The nation’s leading automotive retailer ended its most recent fiscal year the same way it has for the past nine years – with double-digit profit growth and a favorable outlook for the coming year.
AutoZone, operator of 5,609 stores in the U.S., Mexico and Brazil, grew total sales 7.9% to $3.3 billion and domestic same-store sales 4.5% during it fourth quarter ended Aug. 29. The topline growth was aided by the addition of 72 new stores during the period, leaving the company with 5,141 stores in the U.S., 441 stores in Mexico and 27 locations in Brazil.
The company did not disclose how many stores it planned to open this year or offer details on other capital expenditures such as information technology or e-commerce fulfillment.

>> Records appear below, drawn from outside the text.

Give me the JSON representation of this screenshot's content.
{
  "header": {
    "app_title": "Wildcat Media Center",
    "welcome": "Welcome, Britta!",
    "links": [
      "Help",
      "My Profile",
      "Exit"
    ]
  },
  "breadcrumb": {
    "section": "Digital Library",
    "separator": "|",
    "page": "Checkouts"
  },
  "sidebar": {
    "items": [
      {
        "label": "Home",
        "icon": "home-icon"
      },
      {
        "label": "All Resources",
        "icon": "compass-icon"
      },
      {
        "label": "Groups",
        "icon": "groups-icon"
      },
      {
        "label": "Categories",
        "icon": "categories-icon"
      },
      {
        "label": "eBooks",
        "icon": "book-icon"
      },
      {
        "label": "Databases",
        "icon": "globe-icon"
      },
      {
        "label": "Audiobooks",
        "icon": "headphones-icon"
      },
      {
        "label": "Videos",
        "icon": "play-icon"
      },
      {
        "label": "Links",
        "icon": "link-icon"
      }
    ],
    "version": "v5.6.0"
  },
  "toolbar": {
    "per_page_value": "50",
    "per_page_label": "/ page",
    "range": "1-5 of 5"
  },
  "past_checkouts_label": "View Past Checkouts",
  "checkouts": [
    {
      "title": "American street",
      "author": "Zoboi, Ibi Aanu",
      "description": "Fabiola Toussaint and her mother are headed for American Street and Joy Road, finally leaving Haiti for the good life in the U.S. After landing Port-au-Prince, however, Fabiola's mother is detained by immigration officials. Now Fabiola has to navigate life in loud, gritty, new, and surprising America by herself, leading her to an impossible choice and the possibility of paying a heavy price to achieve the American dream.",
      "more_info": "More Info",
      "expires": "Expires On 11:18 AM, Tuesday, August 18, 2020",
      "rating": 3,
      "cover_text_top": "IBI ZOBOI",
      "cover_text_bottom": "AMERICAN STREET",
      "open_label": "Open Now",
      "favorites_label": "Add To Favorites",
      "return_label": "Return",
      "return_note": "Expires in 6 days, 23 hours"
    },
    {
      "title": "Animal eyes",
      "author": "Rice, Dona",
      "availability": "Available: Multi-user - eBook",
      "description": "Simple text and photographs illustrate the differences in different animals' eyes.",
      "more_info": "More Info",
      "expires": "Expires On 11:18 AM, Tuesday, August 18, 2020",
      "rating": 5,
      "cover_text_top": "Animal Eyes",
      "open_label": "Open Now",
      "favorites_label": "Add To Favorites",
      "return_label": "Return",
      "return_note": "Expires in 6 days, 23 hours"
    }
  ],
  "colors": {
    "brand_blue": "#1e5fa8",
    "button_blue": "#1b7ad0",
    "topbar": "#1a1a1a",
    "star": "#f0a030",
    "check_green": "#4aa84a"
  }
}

Net income increased 7.4% to $401.1 million and earnings per share increased 13% to $12.75 from $11.28. Earnings per share growth benefited from stock buyback activity during the quarter, which enabled AutoZone to report its 36th consecutive quarter of double-digit earnings growth. The company spent $430 million to buy back 633,000 shares. For the full year, AutoZone spent $1.3 billion to buy back roughly two million shares. At year end, the company had only $348 million remaining under its current share repurchase authorization.
“Since our inception, we've been committed to providing exceptional customer service and trustworthy advice; our key point of differentiation. This commitment to our customers leads us to deliver exceptional financial performance,” said AutoZone chairman, president and CEO Bill Rhodes. “For the year, we reached many milestones, which included generating over $10 billion in sales and completing the IMC acquisition. Our testing of our inventory availability initiatives, including expanding our multi-deliveries per week to stores and opening mega hub locations has concluded. We have determined that these tests were successful and we will begin implementing our new supply chain strategy now and complete it in a few years. Additionally, as we have routinely stated, we will remain committed to our disciplined approach to growing operating earnings and utilizing our capital effectively.”
Full year sales increase 7.5% to $10.2 billion and domestic same-store sales grew 3.8%. Net income increased 8.5% to $1.2 billion, while earnings per share for the period increased 14.1% to $36.03 from $31.57.